I went to the Easter Sunday service at Manchester cathedral feeling pretty motivated. I had been meaning to visit it for a while, as some I’ve lived here for nearly 3 years and I still hadn’t seen the inside yet. It was another beautiful day, and Easter sunday is an extremely significant event, symbolizing the new creation of a new heaven and a new earth through the resurrection of Jesus. Rowan Williams writes about this at length in his book Tokens of Trust.
The late afternoon was filled with young couples enjoying sunshine outside the pub and groups of floppy-fringed teenagers rolling comedy sized cigarettes (green tobacco for extra chuckles.) In this casual atmosphere I walked into appears from the outside to be a somewhat imposing building, Manchester Cathedral.
When inside I was immediately greeted by a smell so strong and pungent I thought it was the work of said floppy-fringed teenagers, but it turns out that they do actually use incense in Church services. Incense: not just for hippies. The light was shining throught he beautiful stained glass window and adding a majestic air to my tardy joining of the service. Even though the Cathedral isn’t that big, relatively, they cordoned off only a small part of it with extremely intricate gothic architecture near the choir.

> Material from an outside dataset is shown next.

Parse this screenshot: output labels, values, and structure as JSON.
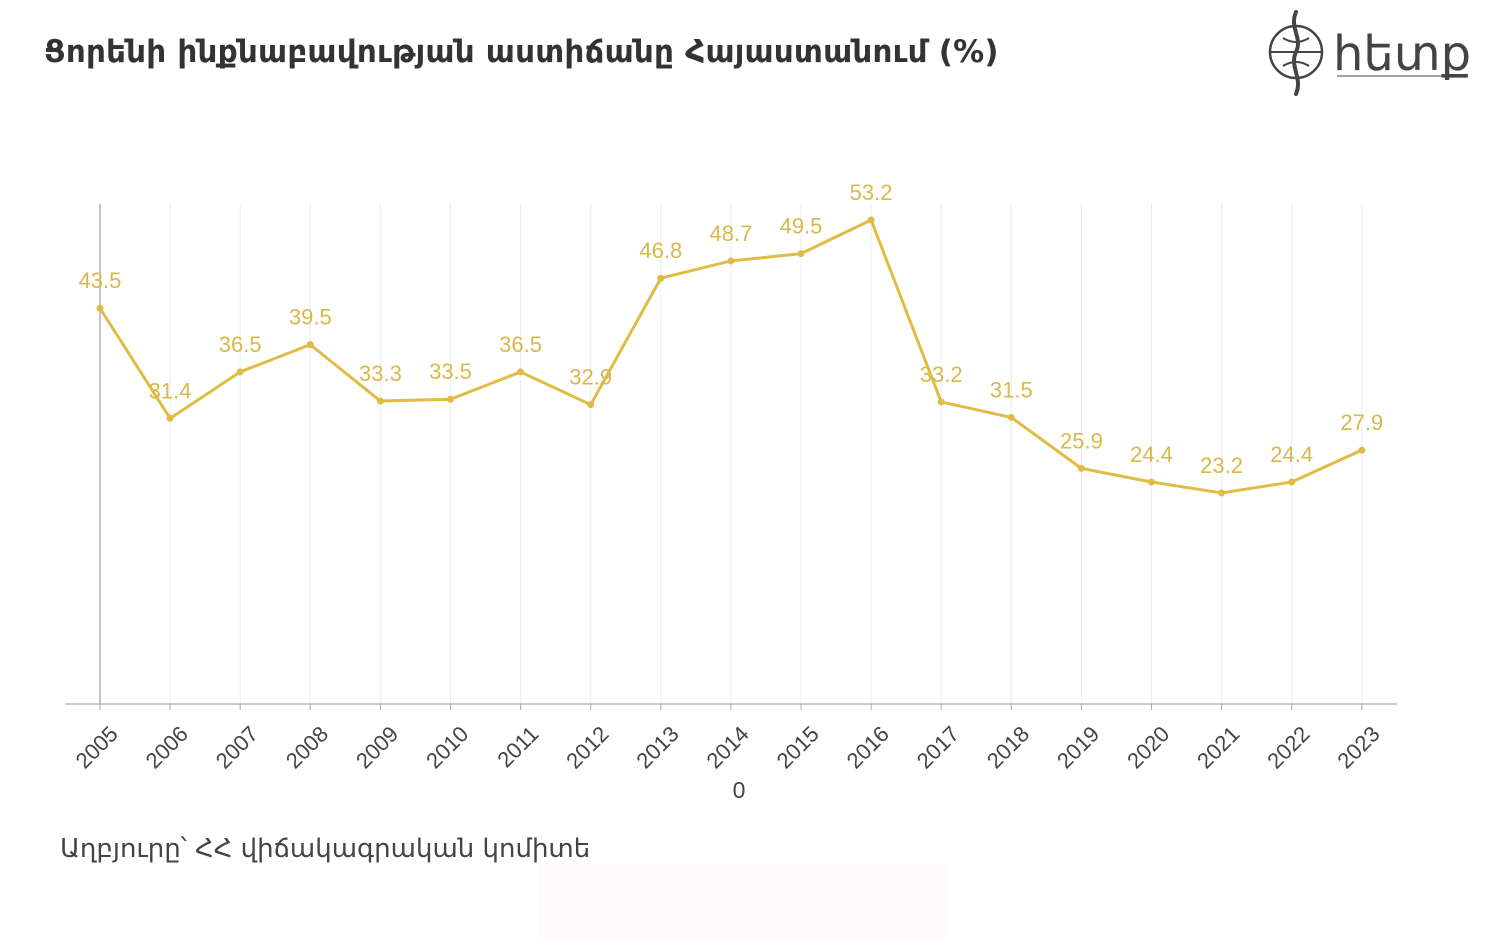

The service was quite interesting, if surprisingly down-to-earth for a church that uses incense. The dean told of his recent excursion to Costa Coffee, which has the slogan “every cup is made with love” and tries to present the aesthetic of being a small family run chain while actually being a multinati0nal corporation. I did not see the Easter relevance, until the dean started explaining his problems with the phrase “every cup is made with love.” It diminishes what love is, making it merely “every cup is not intended to poison the customer,” a far cry from “made with love.” God loves each creature, and made them because of this, even giving himself in order to demonstrate the power of his love more fully on Good Friday. These criticisms of consumerist shallowness were dramatically ironic, considering my church experience directly afterwards, but more on that later. The congregation was facing the dean from the sides, like some dreadful pincer attack, and I think this is one of the things that added to the confusion of the service. I was not sure when to sit, stand or sing, and I am sure I was not the only one. Usually a cursory “please sit” is in order but even this pleasantry was abandoned. The general lack of instructions made it even more glaring when one was given, and it was probably the most complicated one possible in that setting. We were to follow the choir, while singing, holding hymn books and orderly leaving our isles for a promenade around the cathedral ending with sung worship in the garden. I wondered whether we were going to play Simon Says next. It turns out that the garden was not outside and consisted of a cool fake palm try and a papier mache cave. I am ashamed of how long it took me to realize what this symbolized, but in my defense I was mostly focussing on the surreality of a palm tree next to a statue of a saint in an Anglican cathedral.
After the service I bumped into the former Manchester international students chaplain, and he invited me along to another church afterwards, one I had heard of but been apprehensive to go to, but John assured me that we had safety in numbers. That is what took me to the most interesting, if only from a journalistic/anthropological point of view, church of my Easter weekend, and it certainly lives up to its name: Audacious!